I have a branch of piping at 9'-4" and I when try to drop the pipe to 0'-4" by typing in the offset and hitting apply it draws the pipe down to a reference plane in a linked architectural model which is at -6'-0" from the current level. All the piping is referencing the same level, there is no piping in the area this could be auto-connecting to, reference planes are shut off in the view even. I can not find any difference in this project from other projects in my office where this does not happen. If anyone has any ideas on what could be causing this and how it can be fixed it would greatly appreciated.
Yes, the work plane was set to the correct level.
I've been experiementing with this and it seems if I draw the horizontal pipe and drop in the same chain in comes in right, but if I break the chain or if the horizontal pipe is already there and I try to draw just the drop the pipe drops down a lot further than I want it to. It seems the way for me to get around this is to drag the pipe back a foot or so and then draw the pipe horizontal first then drop it. This is still a pain as it is tedious to do this for hundreds of pipe drops. Any other ideas?

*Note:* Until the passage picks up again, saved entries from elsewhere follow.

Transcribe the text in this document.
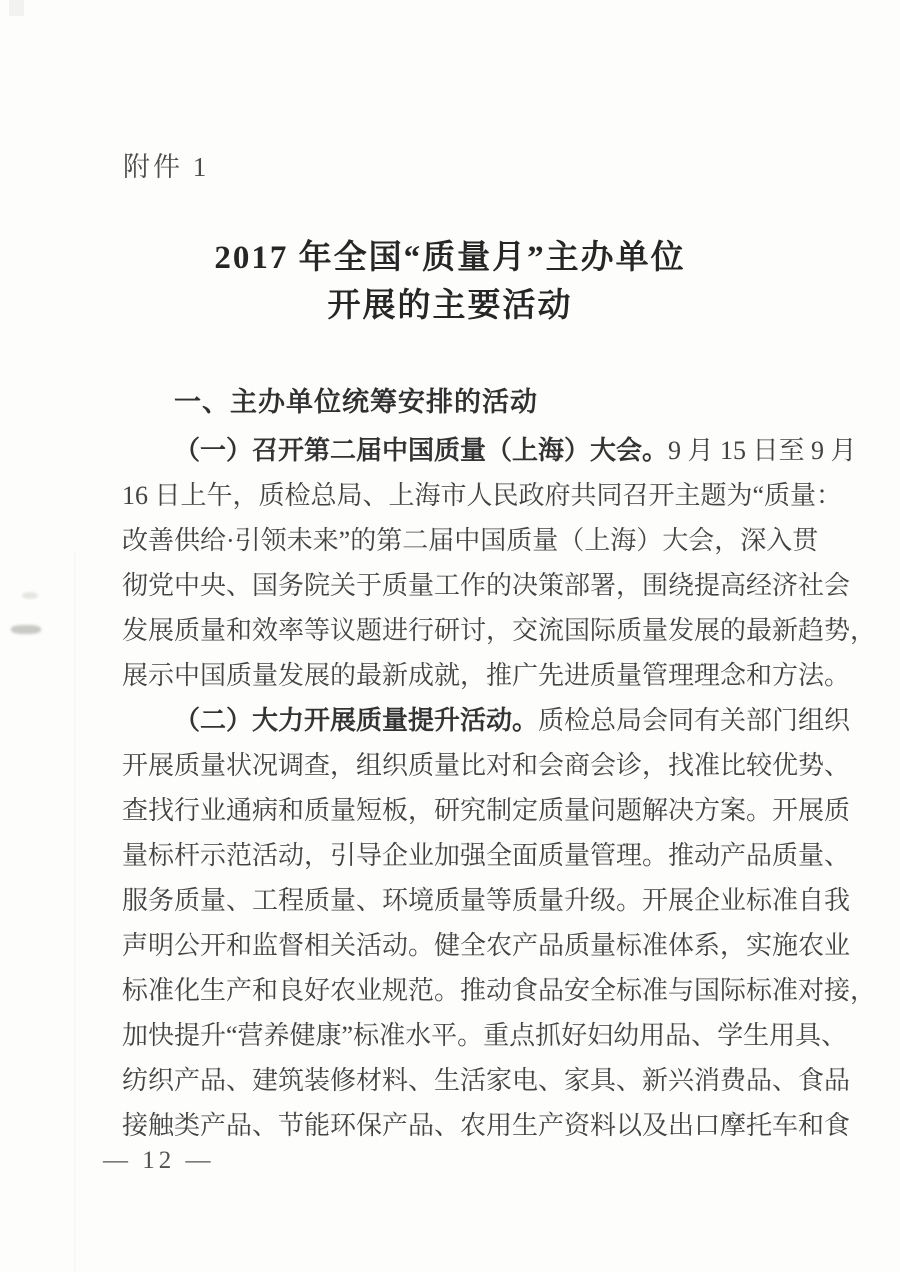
附件 1
2017 年全国“质量月”主办单位
开展的主要活动
一、主办单位统筹安排的活动
（一）召开第二届中国质量（上海）大会。9 月 15 日至 9 月
16 日上午，质检总局、上海市人民政府共同召开主题为“质量：
改善供给·引领未来”的第二届中国质量（上海）大会，深入贯
彻党中央、国务院关于质量工作的决策部署，围绕提高经济社会
发展质量和效率等议题进行研讨，交流国际质量发展的最新趋势，
展示中国质量发展的最新成就，推广先进质量管理理念和方法。
（二）大力开展质量提升活动。质检总局会同有关部门组织
开展质量状况调查，组织质量比对和会商会诊，找准比较优势、
查找行业通病和质量短板，研究制定质量问题解决方案。开展质
量标杆示范活动，引导企业加强全面质量管理。推动产品质量、
服务质量、工程质量、环境质量等质量升级。开展企业标准自我
声明公开和监督相关活动。健全农产品质量标准体系，实施农业
标准化生产和良好农业规范。推动食品安全标准与国际标准对接，
加快提升“营养健康”标准水平。重点抓好妇幼用品、学生用具、
纺织产品、建筑装修材料、生活家电、家具、新兴消费品、食品
接触类产品、节能环保产品、农用生产资料以及出口摩托车和食
— 12 —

Does it happen to be exactly one foot off? There was a post a day or two ago vaguely describing the same problem. He got by adjusting the offset to compensate for the one foot differential. I just tested and verified this behavior (RMEP 2012) - works this way with ductwork, too. And it only occurs when it's offset downward. Maybe this is a bug...

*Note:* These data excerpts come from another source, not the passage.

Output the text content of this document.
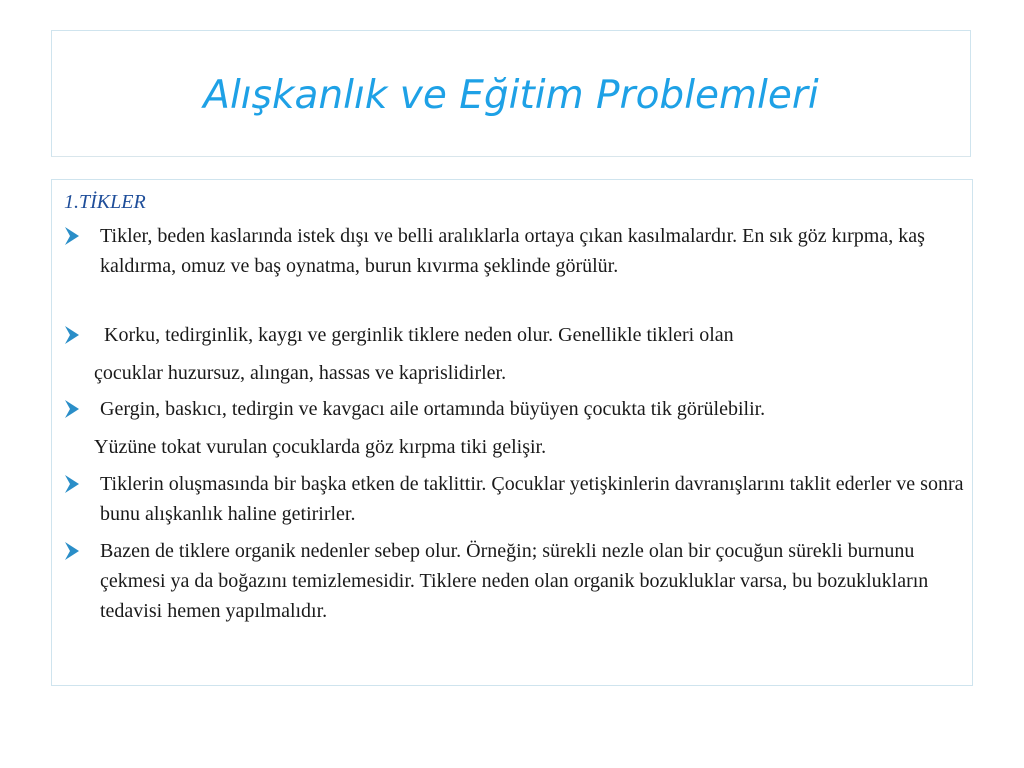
Alışkanlık ve Eğitim Problemleri
1.TİKLER
Tikler, beden kaslarında istek dışı ve belli aralıklarla ortaya çıkan kasılmalardır. En sık göz kırpma, kaş kaldırma, omuz ve baş oynatma, burun kıvırma şeklinde görülür.
Korku, tedirginlik, kaygı ve gerginlik tiklere neden olur. Genellikle tikleri olan
çocuklar huzursuz, alıngan, hassas ve kaprislidirler.
Gergin, baskıcı, tedirgin ve kavgacı aile ortamında büyüyen çocukta tik görülebilir.
Yüzüne tokat vurulan çocuklarda göz kırpma tiki gelişir.
Tiklerin oluşmasında bir başka etken de taklittir. Çocuklar yetişkinlerin davranışlarını taklit ederler ve sonra bunu alışkanlık haline getirirler.
Bazen de tiklere organik nedenler sebep olur. Örneğin; sürekli nezle olan bir çocuğun sürekli burnunu çekmesi ya da boğazını temizlemesidir. Tiklere neden olan organik bozukluklar varsa, bu bozuklukların tedavisi hemen yapılmalıdır.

This seems similiar but I think its a different problem. When I choose to drop the pipe to 0'-4" it actually drops the pipe to -6'-0 3/8". But it only does this when the horizontal pipe I drop from is already there. If I create the horizontal pipe and drop in the same chain of command it drops to 0'-4" like I want it to. This has got to be some sort of bug but the strange thing is it doesn't do it in any of my other 2011 jobs just this one.
I just noticed the horizontal pipes offset affects where the vertical pipe ends at. At 9'-8" (which is where it has been) the vertical pipe ends at -6'-0 3/8". At 10'-0" the pipe ends at -5'-8 3/8". At 9'-0" the pipe ends at -6'-8 3/8". So it seems Revit is setting the pipe's center point to be at 1'-9 13/16". No idea why it would do that but I guess it had nothing to do with the reference plane I thought it was snapping to, just a coincidence a reference plane was at that elevation.
Don't know if a solution to this will be found as it seems like some sort of glitch/bug but I can get around it by starting the pipe at the bottom elevation and then going up to where I want it to be. Thanks for your help.